Evaluation

Summary of Achievements

MoSCoW table:

MoSCoW table

Known Bug List

Individual Contribution Table

Critical Evaluations

Functionality

We’ve designed a python module containing a ReviewAnalyser class that can be called to use the best models we’ve found to solve each problem. Its functionalities cover all you need to predict rating and helpfulness -- you can train new models either from direct input or CSV file, store them locally, read local storages into memory and use the models to do star rating and helpfulness prediction.

Reproducibility/Stability

As an important part of our project, we have produced many research notes recorded in Jupyter Notebooks. However, they’re not exactly reproducible -- it’s difficult to run all the experiments again and get exactly the same result (the overall results and conclusions drawn from the experiments would still be correct, but the numbers and details of plots may vary).

This is due to two reasons. First, running everything again would simply take too long, as many of our experiments are complicated require a lot of computational resources. Second, we decided not to fix a random state for all the models and data splittings. I.e., every time the experiments are run, different data will be used and models will be initialized with different parameters or weights. We made this decision because we want to demonstrate the unstableness in our models and eventually use them as an important part of evaluation as well.

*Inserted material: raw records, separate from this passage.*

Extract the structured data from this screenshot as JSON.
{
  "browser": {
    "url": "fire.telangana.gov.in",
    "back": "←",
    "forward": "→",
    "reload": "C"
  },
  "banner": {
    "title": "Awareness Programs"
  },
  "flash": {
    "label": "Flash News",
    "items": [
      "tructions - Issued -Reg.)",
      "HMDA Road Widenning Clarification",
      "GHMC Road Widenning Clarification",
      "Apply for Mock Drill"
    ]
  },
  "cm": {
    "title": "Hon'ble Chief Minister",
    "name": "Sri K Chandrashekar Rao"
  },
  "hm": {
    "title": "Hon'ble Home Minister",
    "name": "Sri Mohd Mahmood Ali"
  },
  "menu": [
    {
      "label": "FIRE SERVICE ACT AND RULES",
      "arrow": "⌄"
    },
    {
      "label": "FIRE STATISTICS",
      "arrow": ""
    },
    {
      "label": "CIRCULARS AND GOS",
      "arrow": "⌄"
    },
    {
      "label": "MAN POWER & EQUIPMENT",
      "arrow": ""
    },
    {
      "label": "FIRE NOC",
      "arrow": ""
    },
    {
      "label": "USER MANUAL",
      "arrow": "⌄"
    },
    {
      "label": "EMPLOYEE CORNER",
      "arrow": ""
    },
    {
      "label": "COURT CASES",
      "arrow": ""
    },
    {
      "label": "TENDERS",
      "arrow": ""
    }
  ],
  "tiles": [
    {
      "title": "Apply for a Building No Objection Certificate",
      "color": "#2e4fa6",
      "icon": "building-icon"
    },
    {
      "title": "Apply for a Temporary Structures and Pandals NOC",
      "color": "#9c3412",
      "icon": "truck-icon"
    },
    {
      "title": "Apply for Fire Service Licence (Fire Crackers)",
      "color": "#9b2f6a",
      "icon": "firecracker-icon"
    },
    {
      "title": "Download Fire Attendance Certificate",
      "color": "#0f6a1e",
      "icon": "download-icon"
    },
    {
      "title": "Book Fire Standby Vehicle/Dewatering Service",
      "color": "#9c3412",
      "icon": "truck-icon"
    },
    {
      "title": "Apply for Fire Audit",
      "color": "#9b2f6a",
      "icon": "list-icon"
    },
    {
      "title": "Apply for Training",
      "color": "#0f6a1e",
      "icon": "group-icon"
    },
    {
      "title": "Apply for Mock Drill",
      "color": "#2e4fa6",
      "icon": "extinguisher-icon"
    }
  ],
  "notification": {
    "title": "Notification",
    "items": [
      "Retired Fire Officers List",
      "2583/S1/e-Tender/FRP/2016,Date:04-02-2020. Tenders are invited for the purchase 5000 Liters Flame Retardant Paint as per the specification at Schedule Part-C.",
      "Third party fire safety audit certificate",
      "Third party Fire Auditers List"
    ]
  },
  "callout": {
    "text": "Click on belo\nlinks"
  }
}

Efficiency and Maintainability

Since our code base is very simple, it’s very efficient to run and maintain. In addition, it is well documented so anyone can use and modify the code without any trouble.

Project management

This project is well managed. We made our plans ahead and allocated different tasks to individuals. We also set deadlines for each other and made sure everyone was on the same page.

Future Work

We’d like to try many new things with this project if we had more time.

Running more experiments. Due to hardware limits and time complexity, we were not able to experiment with all possible combinations of hyperparameters. Instead, we found the optimal value for on hyperparameter and assumed it would work best even if other hyperparameters have changed. If we had more time and better machines, experimenting with all combinations rough Random Search Cross-Validation or Grid Search Cross-Validation (for features) might produce more accurate results.
Testing more models on helpfulness problem. Since classification is more popular than regression in ML, and our data for review helpfulness contain many noise samples, we decided to put more time and effort into star rating classification problem instead. With more time, we could develop more on the helpfulness problem and apply techniques such as Convolutional Neural Network and Word Embedding on it.
Learning and applying more models. There are still many powerful ML models that we haven’t tried, such as Supported Vector Machine, Recursive Neural Network etc. We’d love to learn and use them to solve our problems.